The 62-year-old started his career as a history teacher at a junior high school in East Meadow in 1973, around the same time that he bought his first postcard — a painting of a Long Beach bungalow — at South Street Seaport. Initially, he bought many cards at postcard shows in New York City, most for mere cents, but with the inception of eBay, he’s paid as much as $60 a card.

“The trick now is to find something you don’t have,” Sheer said about his collection that he estimates is worth $5,000. “That gets harder and harder. And if it’s hard for me to find, it’s hard for others to find, and it gets bid up.”

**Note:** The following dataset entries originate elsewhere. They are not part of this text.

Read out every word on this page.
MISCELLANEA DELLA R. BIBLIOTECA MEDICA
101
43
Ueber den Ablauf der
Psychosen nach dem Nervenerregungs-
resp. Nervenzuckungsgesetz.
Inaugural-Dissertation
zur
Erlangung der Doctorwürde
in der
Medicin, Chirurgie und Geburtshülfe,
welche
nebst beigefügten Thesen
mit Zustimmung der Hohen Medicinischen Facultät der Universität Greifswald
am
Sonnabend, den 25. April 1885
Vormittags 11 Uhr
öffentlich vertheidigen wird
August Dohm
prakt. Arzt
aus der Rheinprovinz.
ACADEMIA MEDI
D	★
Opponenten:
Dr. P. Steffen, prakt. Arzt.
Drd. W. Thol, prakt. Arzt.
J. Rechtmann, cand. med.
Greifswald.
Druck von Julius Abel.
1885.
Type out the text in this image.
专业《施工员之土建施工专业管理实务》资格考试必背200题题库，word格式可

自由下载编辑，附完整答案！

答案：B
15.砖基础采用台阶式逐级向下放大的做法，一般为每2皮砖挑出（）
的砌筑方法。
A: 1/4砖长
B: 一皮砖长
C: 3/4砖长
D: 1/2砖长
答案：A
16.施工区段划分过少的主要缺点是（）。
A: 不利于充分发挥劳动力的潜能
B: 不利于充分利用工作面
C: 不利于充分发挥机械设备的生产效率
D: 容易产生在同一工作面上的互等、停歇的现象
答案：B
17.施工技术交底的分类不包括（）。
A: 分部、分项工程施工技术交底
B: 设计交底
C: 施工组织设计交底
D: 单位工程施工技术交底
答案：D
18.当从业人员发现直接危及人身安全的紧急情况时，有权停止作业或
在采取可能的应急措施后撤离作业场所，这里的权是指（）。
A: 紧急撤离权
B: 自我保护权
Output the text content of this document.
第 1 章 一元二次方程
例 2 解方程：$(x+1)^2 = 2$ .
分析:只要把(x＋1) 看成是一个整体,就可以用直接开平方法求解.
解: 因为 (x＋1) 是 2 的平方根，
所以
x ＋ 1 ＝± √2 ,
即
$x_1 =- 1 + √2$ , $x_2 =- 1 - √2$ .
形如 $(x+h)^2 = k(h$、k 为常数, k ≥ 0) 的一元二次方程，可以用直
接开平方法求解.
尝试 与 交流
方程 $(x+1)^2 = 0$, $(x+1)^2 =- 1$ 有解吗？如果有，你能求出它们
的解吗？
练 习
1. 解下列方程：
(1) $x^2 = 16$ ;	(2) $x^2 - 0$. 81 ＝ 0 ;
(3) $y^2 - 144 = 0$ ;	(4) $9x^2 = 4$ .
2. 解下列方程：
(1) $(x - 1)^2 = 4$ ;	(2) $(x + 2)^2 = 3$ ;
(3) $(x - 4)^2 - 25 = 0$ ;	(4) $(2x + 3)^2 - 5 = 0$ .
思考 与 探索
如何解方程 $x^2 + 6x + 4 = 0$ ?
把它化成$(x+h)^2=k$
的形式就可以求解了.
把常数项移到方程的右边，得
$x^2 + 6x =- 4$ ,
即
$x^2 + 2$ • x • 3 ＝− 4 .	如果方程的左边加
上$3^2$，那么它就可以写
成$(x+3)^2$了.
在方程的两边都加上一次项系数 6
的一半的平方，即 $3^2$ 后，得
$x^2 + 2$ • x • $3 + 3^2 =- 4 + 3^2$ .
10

A postcard of a home entirely covered in ivy, at 368 E. Chester St., is among his rarest, as are the ones he has of the Long Beach Hotel after it burned down on July 29, 1907.

One of Sheer’s favorites is of several beach-goers on the Long Beach shore, circa 1913, who stare at the photographer, some of who are women wearing full bathing clothes.

“It just shows the culture of the times,” Sheer said. “People were just dressed so differently. The women are all almost wearing dresses with stockings and hats. So it shows a different era.”

Sheer, who has lived in the same Canals home since he moved to Long Beach in 1952, has given a bus tour of landmarks on Long Beach island, and he lectures on cruise ships about celestial navigation, a subject he teaches at Nassau Community College. He writes questions for the New York State Regents, as well as for The Challenge, a Jeopardy-like high school game show that airs each weekdays at 5:30 on Cablevision Channel 14, and he serves as one of its judges. 

Alexandra Karafinas, president of the Landmarks Association, said that it's difficult to find a person with Sheer’s knowledge to join and help the organization.

“Doug is a big asset because he’s a history teacher, a person whose family in Long Beach goes way back, and he’s able to tie Long Beach to different times in history, going back to the American Revolution and even the glacial period and show how the island was created,” Karafinas said.

While Sheer’s favorite period of history is early America, including the Revolution, the history of Long Beach is a close second.

“If you like the ocean, you can’t help but like Long Beach,” he said. “And it has a great history. It has many neighborhoods and an eclectic mix of people. It’s a real cosmopolitan area on Long Island.”